Woman in pain with the inflammation of gums

Woman in pain with the inflammation of gumsWhether it is a winning smile or a clean bill of dental health, it takes more than a set of pearly white teeth. Healthy gums are crucial to healthy teeth. They support the teeth and provide a barrier against bacteria that are waiting to overrun the body. Gum disease is a major cause of tooth loss and is also linked to increased risks of stroke, diabetes and heart disease.

Preventing gum disease in Perth and treating it when it occurs is the job of a dentist specially trained in looking after the tissues that support the teeth, such as at Elite Perio.

How can gum disease be prevented?

The most effective way to prevent gum disease is through regular daily brushing and flossing of the teeth. Electric toothbrushes are often recommended as they enable continuous motion and consistent pressure. However standard toothbrushes can also do they job as long as patients make sure that they use them correctly and that they are in good shape, without the bristles splayed out.

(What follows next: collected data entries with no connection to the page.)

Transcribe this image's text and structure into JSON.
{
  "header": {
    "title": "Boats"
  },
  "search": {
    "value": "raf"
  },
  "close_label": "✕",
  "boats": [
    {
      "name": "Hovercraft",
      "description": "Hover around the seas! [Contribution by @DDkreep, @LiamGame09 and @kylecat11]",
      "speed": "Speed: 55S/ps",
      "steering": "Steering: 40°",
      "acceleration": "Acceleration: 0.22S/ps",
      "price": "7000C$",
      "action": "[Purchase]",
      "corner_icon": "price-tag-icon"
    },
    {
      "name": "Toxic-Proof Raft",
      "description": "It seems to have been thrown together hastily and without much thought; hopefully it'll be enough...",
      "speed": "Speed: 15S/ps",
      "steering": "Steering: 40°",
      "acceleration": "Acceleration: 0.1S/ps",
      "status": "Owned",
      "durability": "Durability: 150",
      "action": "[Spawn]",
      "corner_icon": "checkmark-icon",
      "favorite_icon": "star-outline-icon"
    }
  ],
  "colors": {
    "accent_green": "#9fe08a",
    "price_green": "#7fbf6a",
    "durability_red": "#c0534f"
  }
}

What are the symptoms of gum disease?

Signs of gum disease include:

  • Red, sore, swollen or bleeding gums
  • Persistent bad breath
  • Gums pulling away from the teeth
  • Loose teeth
  • Changes in the way the teeth bite together

A patient with gum disease in Perth may experience one, several or all of these symptoms.

What are the consequences of gum disease?

The inflammation that results from gum disease can make eating and chewing an uncomfortable or even painful experience. If left untreated, gum disease in Perth can ultimately result in tooth loss, which brings with it a whole new set of problems.

How can gum disease be treated?

Gum disease in its earlier stages, known as gingivitis, can be treated by physically removing the offending bacteria. Local anaesthetic can be used, if needed, to keep the patient as comfortable as possible. A period of healing is then required, during which time the dentist will monitor the patient’s gums to check that they are re-attaching to the teeth.

Gum disease in its later stages, known as periodontitis, may require further intervention in the form of surgery to re-attach the gums to the teeth.